ML Privacy Meter: Aiding Regulatory Compliance by Quantifying the Privacy Risks of Machine Learning
Sasi Kumar Murakonda, Reza Shokri
TL;DR
The paper addresses the risk that machine learning models leak training data through their predictions and parameters, which is not fully captured by traditional security considerations. It introduces ML Privacy Meter, a Python library that quantifies privacy risk using membership inference attacks under black-box and white-box access, producing per-record risk scores and ROC-AUC leakage measures. The tool generates privacy reports, supports DPIA workflows, and helps compare risk across data classes and access modes, enabling practical mitigation decisions. It also discusses integration with differential privacy and parameter tuning to balance privacy guarantees with utility, referencing OpenDP and TensorFlow Privacy.
Abstract
When building machine learning models using sensitive data, organizations should ensure that the data processed in such systems is adequately protected. For projects involving machine learning on personal data, Article 35 of the GDPR mandates it to perform a Data Protection Impact Assessment (DPIA).

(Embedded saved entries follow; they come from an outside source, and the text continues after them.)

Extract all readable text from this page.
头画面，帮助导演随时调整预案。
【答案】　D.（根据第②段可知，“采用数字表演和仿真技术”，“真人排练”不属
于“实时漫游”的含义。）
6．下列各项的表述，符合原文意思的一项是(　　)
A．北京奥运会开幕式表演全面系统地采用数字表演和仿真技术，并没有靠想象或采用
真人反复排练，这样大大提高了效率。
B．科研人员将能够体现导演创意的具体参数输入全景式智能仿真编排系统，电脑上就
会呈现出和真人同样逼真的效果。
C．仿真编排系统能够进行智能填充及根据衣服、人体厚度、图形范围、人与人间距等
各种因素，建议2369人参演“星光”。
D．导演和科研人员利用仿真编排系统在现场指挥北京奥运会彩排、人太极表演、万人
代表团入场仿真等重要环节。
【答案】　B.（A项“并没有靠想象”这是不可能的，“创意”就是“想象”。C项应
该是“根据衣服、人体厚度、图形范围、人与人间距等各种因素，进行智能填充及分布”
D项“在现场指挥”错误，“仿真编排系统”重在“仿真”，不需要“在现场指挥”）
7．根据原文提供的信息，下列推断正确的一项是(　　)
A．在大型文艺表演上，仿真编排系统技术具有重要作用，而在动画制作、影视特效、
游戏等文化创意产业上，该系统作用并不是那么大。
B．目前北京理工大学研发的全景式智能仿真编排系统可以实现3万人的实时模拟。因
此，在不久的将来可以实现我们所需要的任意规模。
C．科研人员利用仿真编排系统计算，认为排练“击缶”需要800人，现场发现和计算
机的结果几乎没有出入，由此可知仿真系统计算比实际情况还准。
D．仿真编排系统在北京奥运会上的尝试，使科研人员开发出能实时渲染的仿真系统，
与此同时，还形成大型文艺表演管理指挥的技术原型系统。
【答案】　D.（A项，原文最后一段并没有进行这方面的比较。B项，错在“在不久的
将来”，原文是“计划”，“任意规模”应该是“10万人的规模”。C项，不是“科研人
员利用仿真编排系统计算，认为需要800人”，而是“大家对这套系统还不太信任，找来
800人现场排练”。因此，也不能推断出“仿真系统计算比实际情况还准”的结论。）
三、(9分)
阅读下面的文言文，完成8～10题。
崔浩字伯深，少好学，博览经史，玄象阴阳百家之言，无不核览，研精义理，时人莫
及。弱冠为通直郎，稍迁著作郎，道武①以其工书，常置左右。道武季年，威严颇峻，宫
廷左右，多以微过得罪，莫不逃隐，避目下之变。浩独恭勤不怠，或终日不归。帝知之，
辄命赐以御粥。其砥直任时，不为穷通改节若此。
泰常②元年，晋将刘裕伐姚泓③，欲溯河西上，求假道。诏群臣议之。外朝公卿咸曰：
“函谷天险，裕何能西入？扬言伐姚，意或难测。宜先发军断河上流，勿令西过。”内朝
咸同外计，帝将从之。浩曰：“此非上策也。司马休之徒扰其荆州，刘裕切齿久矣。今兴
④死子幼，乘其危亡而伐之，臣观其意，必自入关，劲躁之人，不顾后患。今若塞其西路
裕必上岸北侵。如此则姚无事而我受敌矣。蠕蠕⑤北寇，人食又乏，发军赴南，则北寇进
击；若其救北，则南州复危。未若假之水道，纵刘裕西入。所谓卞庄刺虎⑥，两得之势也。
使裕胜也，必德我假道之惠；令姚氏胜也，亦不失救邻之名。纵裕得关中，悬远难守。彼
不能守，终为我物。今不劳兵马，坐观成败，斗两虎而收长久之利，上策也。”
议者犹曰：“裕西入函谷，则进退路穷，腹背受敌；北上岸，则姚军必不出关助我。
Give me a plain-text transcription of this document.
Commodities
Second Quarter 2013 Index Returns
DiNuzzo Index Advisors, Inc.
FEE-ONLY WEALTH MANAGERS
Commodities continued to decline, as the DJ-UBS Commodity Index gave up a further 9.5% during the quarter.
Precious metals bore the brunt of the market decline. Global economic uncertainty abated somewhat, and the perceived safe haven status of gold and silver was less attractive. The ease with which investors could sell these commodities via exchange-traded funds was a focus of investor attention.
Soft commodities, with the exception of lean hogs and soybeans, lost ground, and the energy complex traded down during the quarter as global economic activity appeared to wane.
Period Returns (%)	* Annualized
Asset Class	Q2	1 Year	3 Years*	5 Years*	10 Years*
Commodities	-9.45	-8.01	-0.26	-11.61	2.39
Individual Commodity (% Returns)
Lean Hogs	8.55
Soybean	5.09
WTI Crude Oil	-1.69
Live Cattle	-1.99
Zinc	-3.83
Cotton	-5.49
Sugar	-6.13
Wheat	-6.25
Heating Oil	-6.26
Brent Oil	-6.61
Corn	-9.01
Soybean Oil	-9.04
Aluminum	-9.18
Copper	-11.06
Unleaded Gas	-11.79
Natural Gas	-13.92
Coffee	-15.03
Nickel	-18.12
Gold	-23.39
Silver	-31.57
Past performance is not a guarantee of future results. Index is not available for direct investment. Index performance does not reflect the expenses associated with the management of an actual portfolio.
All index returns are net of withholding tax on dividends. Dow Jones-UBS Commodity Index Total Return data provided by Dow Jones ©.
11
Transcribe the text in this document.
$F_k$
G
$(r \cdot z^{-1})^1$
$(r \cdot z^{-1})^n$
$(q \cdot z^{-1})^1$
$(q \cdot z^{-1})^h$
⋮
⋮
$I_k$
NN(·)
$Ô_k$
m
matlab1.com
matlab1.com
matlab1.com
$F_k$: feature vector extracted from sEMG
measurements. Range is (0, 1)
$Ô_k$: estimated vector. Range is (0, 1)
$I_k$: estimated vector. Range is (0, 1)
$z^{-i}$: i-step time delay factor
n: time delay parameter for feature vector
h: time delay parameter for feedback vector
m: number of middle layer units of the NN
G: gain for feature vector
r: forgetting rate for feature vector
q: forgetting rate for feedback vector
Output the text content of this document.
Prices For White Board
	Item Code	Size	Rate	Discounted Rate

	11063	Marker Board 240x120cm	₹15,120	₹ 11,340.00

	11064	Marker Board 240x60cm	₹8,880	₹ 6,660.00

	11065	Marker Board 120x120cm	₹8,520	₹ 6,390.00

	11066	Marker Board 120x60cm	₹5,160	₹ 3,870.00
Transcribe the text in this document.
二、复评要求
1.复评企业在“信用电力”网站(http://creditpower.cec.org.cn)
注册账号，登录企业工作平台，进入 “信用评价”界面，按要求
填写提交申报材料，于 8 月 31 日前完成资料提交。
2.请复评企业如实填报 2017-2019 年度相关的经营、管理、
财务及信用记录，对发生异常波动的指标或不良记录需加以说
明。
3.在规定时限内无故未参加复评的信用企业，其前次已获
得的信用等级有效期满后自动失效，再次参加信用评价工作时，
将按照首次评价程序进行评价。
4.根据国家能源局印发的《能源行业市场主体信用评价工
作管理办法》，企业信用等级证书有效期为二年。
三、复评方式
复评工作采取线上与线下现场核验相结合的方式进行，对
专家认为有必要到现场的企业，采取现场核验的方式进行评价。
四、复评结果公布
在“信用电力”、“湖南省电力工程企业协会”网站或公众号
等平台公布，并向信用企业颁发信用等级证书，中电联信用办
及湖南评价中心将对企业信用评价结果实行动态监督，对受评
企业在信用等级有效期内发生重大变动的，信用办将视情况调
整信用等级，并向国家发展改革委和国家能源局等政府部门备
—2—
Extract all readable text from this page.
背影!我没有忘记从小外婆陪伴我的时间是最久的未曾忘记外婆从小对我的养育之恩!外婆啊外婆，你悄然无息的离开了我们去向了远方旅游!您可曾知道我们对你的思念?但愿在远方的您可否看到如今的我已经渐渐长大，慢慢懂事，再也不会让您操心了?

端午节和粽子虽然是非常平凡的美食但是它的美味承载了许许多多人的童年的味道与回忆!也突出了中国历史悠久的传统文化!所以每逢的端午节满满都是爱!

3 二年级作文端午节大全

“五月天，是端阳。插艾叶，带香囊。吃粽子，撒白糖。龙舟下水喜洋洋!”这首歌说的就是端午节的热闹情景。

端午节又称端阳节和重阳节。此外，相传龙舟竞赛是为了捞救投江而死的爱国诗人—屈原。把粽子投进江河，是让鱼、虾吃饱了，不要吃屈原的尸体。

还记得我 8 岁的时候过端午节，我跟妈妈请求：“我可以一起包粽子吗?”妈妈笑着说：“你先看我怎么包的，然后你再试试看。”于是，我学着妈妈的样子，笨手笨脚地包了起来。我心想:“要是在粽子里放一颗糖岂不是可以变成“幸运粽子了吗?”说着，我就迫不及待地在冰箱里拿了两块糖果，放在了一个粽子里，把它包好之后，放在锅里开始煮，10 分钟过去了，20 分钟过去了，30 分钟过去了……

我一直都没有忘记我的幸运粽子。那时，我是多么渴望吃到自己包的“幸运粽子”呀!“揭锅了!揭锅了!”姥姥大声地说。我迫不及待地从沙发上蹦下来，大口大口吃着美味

In addition to the threats of illegitimate access to data through security breaches, machine learning models pose an additional privacy risk to the data by indirectly revealing about it through the model predictions and parameters. Guidances released by the Information Commissioner's Office (UK) and the National Institute of Standards and Technology (US) emphasize on the threat to data from models and recommend organizations to account for and estimate these risks to comply with data protection regulations. Hence, there is an immediate need for a tool that can quantify the privacy risk to data from models. In this paper, we focus on this indirect leakage about training data from machine learning models. We present ML Privacy Meter, a tool that can quantify the privacy risk to data from models through state of the art membership inference attack techniques. We discuss how this tool can help practitioners in compliance with data protection regulations, when deploying machine learning models.